Greece's strong performance comes at a time when most Southern European debt has benefited from the cautious stance taken by the European Central Bank in recent meetings and a shift in policy targets that have dovish implications.
"Greek five-year yields hitting an all-time low is directly related to the ECB quantitative easing programme, specifically the PEPP programme," said Investec economist Philip Shaw.
He was referring to the central bank's pandemic emergency purchasing programme launched last year in response to the COVID-19 crisis that included Greek government bonds for the first time since the ECB started asset purchases in 2015.
"The advance of the European Union vaccination programme has also helped, and Greece is a beneficiary of that of course," he added.

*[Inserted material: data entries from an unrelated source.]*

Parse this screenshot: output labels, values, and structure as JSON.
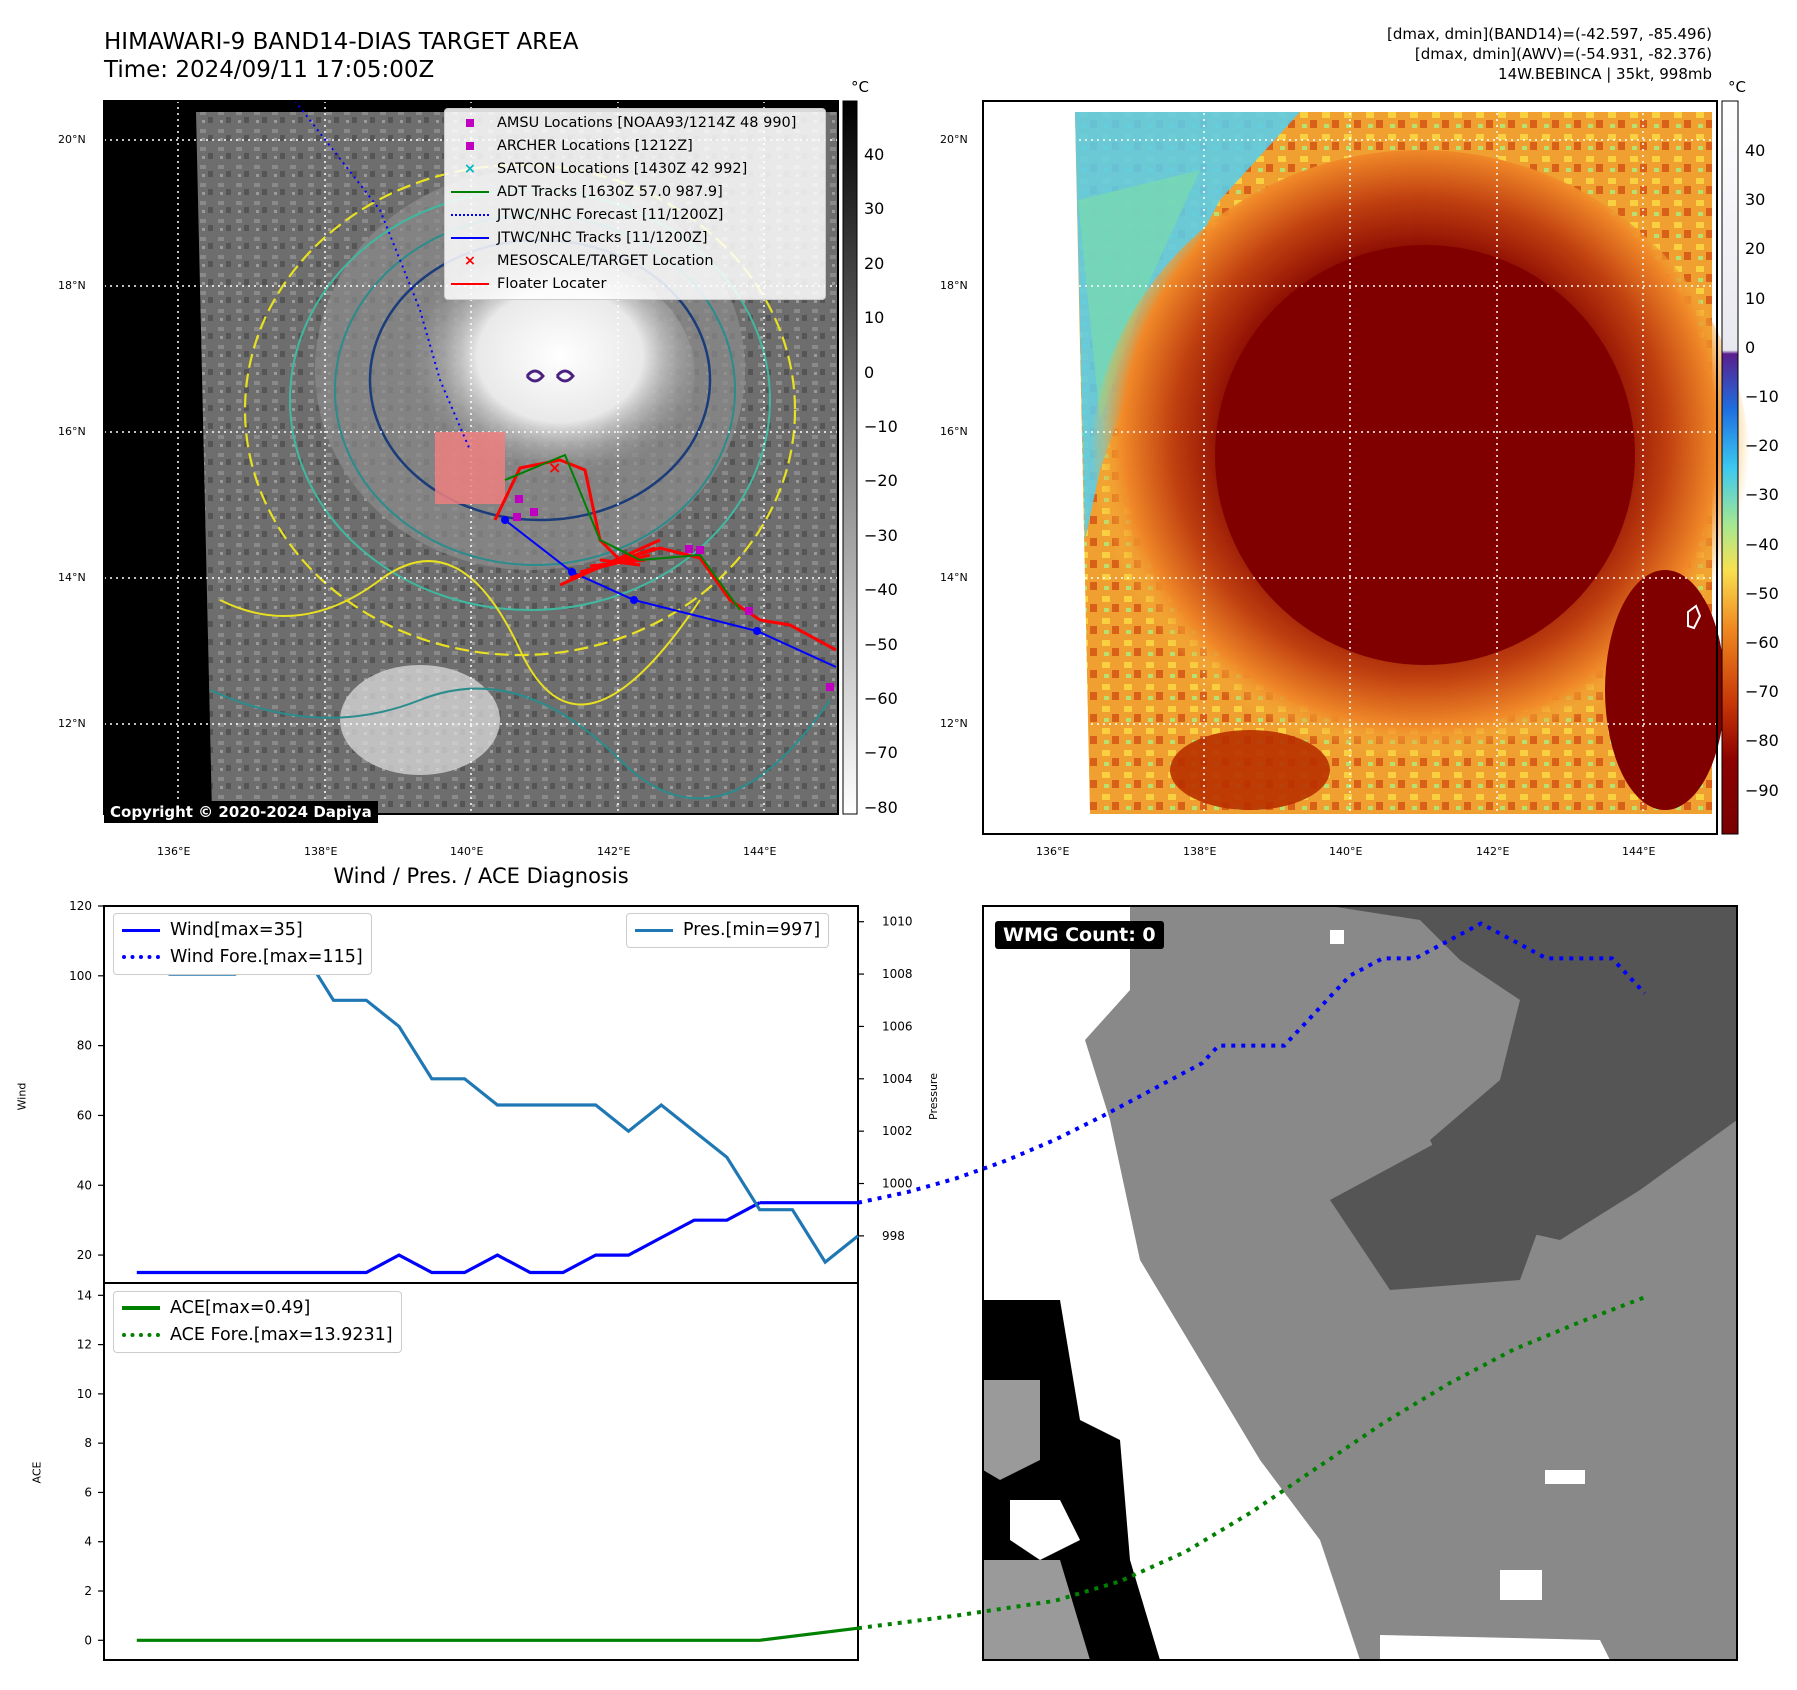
{
  "header": {
    "title_line1": "HIMAWARI-9 BAND14-DIAS TARGET AREA",
    "title_line2": "Time: 2024/09/11 17:05:00Z",
    "info_line1": "[dmax, dmin](BAND14)=(-42.597, -85.496)",
    "info_line2": "[dmax, dmin](AWV)=(-54.931, -82.376)",
    "info_line3": "14W.BEBINCA | 35kt, 998mb"
  },
  "map": {
    "lat_labels": [
      "20°N",
      "18°N",
      "16°N",
      "14°N",
      "12°N"
    ],
    "lon_labels": [
      "136°E",
      "138°E",
      "140°E",
      "142°E",
      "144°E"
    ],
    "copyright": "Copyright © 2020-2024 Dapiya",
    "legend": [
      {
        "label": "AMSU Locations [NOAA93/1214Z 48 990]",
        "color": "#c000c0",
        "marker": "square"
      },
      {
        "label": "ARCHER Locations [1212Z]",
        "color": "#c000c0",
        "marker": "square"
      },
      {
        "label": "SATCON Locations [1430Z 42 992]",
        "color": "#00b8c0",
        "marker": "x"
      },
      {
        "label": "ADT Tracks [1630Z 57.0 987.9]",
        "color": "#008000",
        "marker": "line"
      },
      {
        "label": "JTWC/NHC Forecast [11/1200Z]",
        "color": "#0000ff",
        "marker": "dotted"
      },
      {
        "label": "JTWC/NHC Tracks [11/1200Z]",
        "color": "#0000ff",
        "marker": "line-dot"
      },
      {
        "label": "MESOSCALE/TARGET Location",
        "color": "#ff0000",
        "marker": "x"
      },
      {
        "label": "Floater Locater",
        "color": "#ff0000",
        "marker": "line"
      }
    ],
    "gray_colorbar": {
      "unit": "°C",
      "ticks": [
        "40",
        "30",
        "20",
        "10",
        "0",
        "−10",
        "−20",
        "−30",
        "−40",
        "−50",
        "−60",
        "−70",
        "−80"
      ]
    },
    "color_colorbar": {
      "unit": "°C",
      "ticks": [
        "40",
        "30",
        "20",
        "10",
        "0",
        "−10",
        "−20",
        "−30",
        "−40",
        "−50",
        "−60",
        "−70",
        "−80",
        "−90"
      ]
    }
  },
  "wmg": {
    "label": "WMG Count: 0"
  },
  "chart_data": [
    {
      "type": "line",
      "title": "Wind / Pres. / ACE Diagnosis",
      "ylabel": "Wind",
      "ylim": [
        12,
        120
      ],
      "yticks": [
        20,
        40,
        60,
        80,
        100,
        120
      ],
      "y2label": "Pressure",
      "y2lim": [
        996.2,
        1010.6
      ],
      "y2ticks": [
        998,
        1000,
        1002,
        1004,
        1006,
        1008,
        1010
      ],
      "xlim": [
        0,
        46
      ],
      "legend_left": [
        "Wind[max=35]",
        "Wind Fore.[max=115]"
      ],
      "legend_right": [
        "Pres.[min=997]"
      ],
      "series": [
        {
          "name": "Wind[max=35]",
          "color": "#0000ff",
          "style": "solid",
          "x": [
            2,
            4,
            6,
            8,
            10,
            12,
            14,
            16,
            18,
            20,
            22,
            24,
            26,
            28,
            30,
            32,
            34,
            36,
            38,
            40
          ],
          "y": [
            15,
            15,
            15,
            15,
            15,
            15,
            15,
            15,
            20,
            15,
            15,
            20,
            15,
            15,
            20,
            20,
            25,
            30,
            30,
            35
          ]
        },
        {
          "name": "Wind[max=35] (cont.)",
          "color": "#0000ff",
          "style": "solid",
          "x": [
            40,
            42,
            44,
            46
          ],
          "y": [
            35,
            35,
            35,
            35
          ]
        },
        {
          "name": "Wind Fore.[max=115]",
          "color": "#0000ff",
          "style": "dotted",
          "x": [
            46,
            49,
            52,
            55,
            58,
            61,
            63,
            65,
            67,
            68,
            70,
            72,
            74,
            76,
            78,
            80,
            82,
            84,
            86,
            88,
            90,
            92,
            94
          ],
          "y": [
            35,
            38,
            42,
            47,
            53,
            60,
            65,
            70,
            75,
            80,
            80,
            80,
            90,
            100,
            105,
            105,
            110,
            115,
            110,
            105,
            105,
            105,
            95
          ]
        },
        {
          "name": "Pres.[min=997]",
          "color": "#1f77b4",
          "style": "solid",
          "axis": "y2",
          "x": [
            2,
            4,
            6,
            8,
            10,
            12,
            14,
            16,
            18,
            20,
            22,
            24,
            26,
            28,
            30,
            32,
            34,
            36,
            38,
            40,
            42,
            44,
            46
          ],
          "y": [
            1010,
            1008,
            1008,
            1008,
            1009,
            1009,
            1007,
            1007,
            1006,
            1004,
            1004,
            1003,
            1003,
            1003,
            1003,
            1002,
            1003,
            1002,
            1001,
            999,
            999,
            997,
            998
          ]
        }
      ]
    },
    {
      "type": "line",
      "ylabel": "ACE",
      "ylim": [
        -0.8,
        14.5
      ],
      "yticks": [
        0,
        2,
        4,
        6,
        8,
        10,
        12,
        14
      ],
      "xlim": [
        0,
        46
      ],
      "legend_left": [
        "ACE[max=0.49]",
        "ACE Fore.[max=13.9231]"
      ],
      "series": [
        {
          "name": "ACE[max=0.49]",
          "color": "#008000",
          "style": "solid",
          "x": [
            2,
            40,
            46
          ],
          "y": [
            0,
            0,
            0.49
          ]
        },
        {
          "name": "ACE Fore.[max=13.9231]",
          "color": "#008000",
          "style": "dotted",
          "x": [
            46,
            52,
            58,
            62,
            66,
            70,
            74,
            78,
            82,
            86,
            90,
            94
          ],
          "y": [
            0.49,
            1.0,
            1.6,
            2.4,
            3.6,
            5.2,
            7.0,
            8.8,
            10.4,
            11.8,
            12.9,
            13.9231
          ]
        }
      ]
    }
  ]
}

Greece's benchmark 10-year government bond yield dropped a basis point to a 7-month low of 0.61% as the promise of more central bank stimulus boosted demand for euro zone government debt.
Greece's 5-year bond yield also dropped further into negative territory to hit a new record low of -0.139%. It was down 1.3 bps at 1000 GMT.
Later on Wednesday, the U.S. Federal Reserve is set to conclude its two-day meeting, with policymakers divided over how to respond to rising inflation in the face of increased coronavirus infections.
U.S. Treasuries yields ticked up slightly ahead of the meeting. The 10-year U.S. Treasury yield was up 2.5 basis points at 1.2577%, now a good distance from last month's low of 1.128%.
Major euro zone bond yields hovered near recent lows, with Germany's 10-year government bond yield hitting -0.45% for the first time since early February, though it was flat again at -0.44% by 1000 GMT.